L'échevine de l'Etat civil, Claire Vandevivere évoque ces personnes. "Parfois, ce sont des personnes qui ont des moyens mais qui sont tout à fait isolées ou en rupture totale avec la famille. Et donc, ils se retrouvent enterrés sans aucun accompagnement."
Il y aussi le cas des personnes dont on ne retrouve pas assez vite la famille. "Nous laissons toujours un délai pour que des proches ou des connaissances puissent se manifester s’ils n’entendent plus parler de la personne disparue. Cela peut arriver. Mais après un certain moment, nous devons les enterrer. Il arrive donc que des gens apprennent par après qu’il y a eu enterrement. Et donc, si nous pouvions leur dire que nous lui avons dit ce dernier adieu, je crois que la douleur sera atténuée."

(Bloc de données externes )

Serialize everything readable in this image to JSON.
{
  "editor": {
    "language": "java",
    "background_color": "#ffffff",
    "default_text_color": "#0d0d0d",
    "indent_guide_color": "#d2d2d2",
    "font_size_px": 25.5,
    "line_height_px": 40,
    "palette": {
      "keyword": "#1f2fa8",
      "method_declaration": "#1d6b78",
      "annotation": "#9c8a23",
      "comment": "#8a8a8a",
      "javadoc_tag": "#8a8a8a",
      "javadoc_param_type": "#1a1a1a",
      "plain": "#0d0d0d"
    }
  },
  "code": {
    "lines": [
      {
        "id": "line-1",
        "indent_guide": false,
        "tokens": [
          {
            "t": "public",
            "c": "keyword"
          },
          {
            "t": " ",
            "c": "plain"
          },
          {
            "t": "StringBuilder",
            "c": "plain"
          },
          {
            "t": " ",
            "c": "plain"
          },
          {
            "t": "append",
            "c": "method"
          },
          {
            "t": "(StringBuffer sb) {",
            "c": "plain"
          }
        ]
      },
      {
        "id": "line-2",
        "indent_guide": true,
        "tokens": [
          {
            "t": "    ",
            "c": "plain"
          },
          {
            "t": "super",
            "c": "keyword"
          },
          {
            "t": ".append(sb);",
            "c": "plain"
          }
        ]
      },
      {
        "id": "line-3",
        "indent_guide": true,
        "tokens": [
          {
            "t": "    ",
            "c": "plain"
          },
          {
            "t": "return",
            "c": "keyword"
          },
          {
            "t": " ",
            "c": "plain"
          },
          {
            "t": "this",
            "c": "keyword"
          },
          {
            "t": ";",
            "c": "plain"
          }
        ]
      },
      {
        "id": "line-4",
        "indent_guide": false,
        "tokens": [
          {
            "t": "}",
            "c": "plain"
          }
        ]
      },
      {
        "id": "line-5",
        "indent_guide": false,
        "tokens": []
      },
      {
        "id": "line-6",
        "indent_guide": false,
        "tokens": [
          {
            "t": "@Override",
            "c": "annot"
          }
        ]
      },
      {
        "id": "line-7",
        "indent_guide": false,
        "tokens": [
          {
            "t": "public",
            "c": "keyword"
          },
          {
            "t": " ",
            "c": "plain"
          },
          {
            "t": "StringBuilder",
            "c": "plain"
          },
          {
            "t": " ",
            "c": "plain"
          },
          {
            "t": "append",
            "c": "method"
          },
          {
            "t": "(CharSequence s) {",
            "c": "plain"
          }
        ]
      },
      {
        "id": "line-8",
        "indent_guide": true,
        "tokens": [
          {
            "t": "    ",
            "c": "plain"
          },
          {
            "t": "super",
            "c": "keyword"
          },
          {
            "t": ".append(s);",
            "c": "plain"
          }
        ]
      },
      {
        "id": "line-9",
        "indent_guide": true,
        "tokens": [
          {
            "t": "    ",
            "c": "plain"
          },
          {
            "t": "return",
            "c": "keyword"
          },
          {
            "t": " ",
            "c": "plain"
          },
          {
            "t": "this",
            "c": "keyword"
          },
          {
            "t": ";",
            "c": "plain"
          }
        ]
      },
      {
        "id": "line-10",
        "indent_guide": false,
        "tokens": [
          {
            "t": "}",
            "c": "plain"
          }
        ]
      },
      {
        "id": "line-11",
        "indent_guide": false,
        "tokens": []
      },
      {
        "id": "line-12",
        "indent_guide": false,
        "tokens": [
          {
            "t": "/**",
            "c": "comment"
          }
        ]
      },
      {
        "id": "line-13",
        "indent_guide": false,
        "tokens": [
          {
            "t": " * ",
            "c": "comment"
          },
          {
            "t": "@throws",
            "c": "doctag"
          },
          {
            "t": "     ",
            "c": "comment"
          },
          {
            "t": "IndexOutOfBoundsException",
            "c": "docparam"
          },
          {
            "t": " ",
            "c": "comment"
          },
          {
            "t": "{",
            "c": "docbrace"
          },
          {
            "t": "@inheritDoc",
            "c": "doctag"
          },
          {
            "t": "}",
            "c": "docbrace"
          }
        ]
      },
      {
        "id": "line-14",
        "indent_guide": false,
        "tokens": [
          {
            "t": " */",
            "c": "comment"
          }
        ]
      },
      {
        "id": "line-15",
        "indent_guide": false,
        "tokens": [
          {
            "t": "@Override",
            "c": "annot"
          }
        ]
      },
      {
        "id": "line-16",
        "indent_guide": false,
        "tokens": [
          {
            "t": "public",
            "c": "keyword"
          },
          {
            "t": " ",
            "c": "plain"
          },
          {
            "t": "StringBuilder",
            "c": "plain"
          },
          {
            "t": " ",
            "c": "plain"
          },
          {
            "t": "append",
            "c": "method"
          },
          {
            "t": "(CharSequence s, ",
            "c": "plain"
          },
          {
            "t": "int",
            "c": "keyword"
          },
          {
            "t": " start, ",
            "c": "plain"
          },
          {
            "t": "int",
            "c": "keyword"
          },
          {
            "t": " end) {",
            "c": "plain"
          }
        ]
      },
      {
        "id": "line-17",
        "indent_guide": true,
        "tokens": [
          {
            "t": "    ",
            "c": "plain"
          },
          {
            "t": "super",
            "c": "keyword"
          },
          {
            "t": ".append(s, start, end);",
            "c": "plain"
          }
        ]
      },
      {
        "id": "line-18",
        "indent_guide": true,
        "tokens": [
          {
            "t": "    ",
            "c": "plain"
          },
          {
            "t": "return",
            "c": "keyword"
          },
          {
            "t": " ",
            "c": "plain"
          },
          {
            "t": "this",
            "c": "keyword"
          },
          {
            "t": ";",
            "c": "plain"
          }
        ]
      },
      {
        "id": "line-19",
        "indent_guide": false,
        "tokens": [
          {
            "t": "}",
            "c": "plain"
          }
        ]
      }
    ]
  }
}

Un dernier adieu que peu de communes donnent à Bruxelles. Mais ce n'est pas pour autant une première. Dans la région, c'est à Bruxelles-ville qu'il y a le plus de décès de personnes indigentes et isolées. Et la Ville collabore avec deux associations pour humaniser l'adieu à ces habitants, retrouver leurs proches, organiser une cérémonie: l'association pour l'inhumation et la crémation, et le collectif Morts de la rue.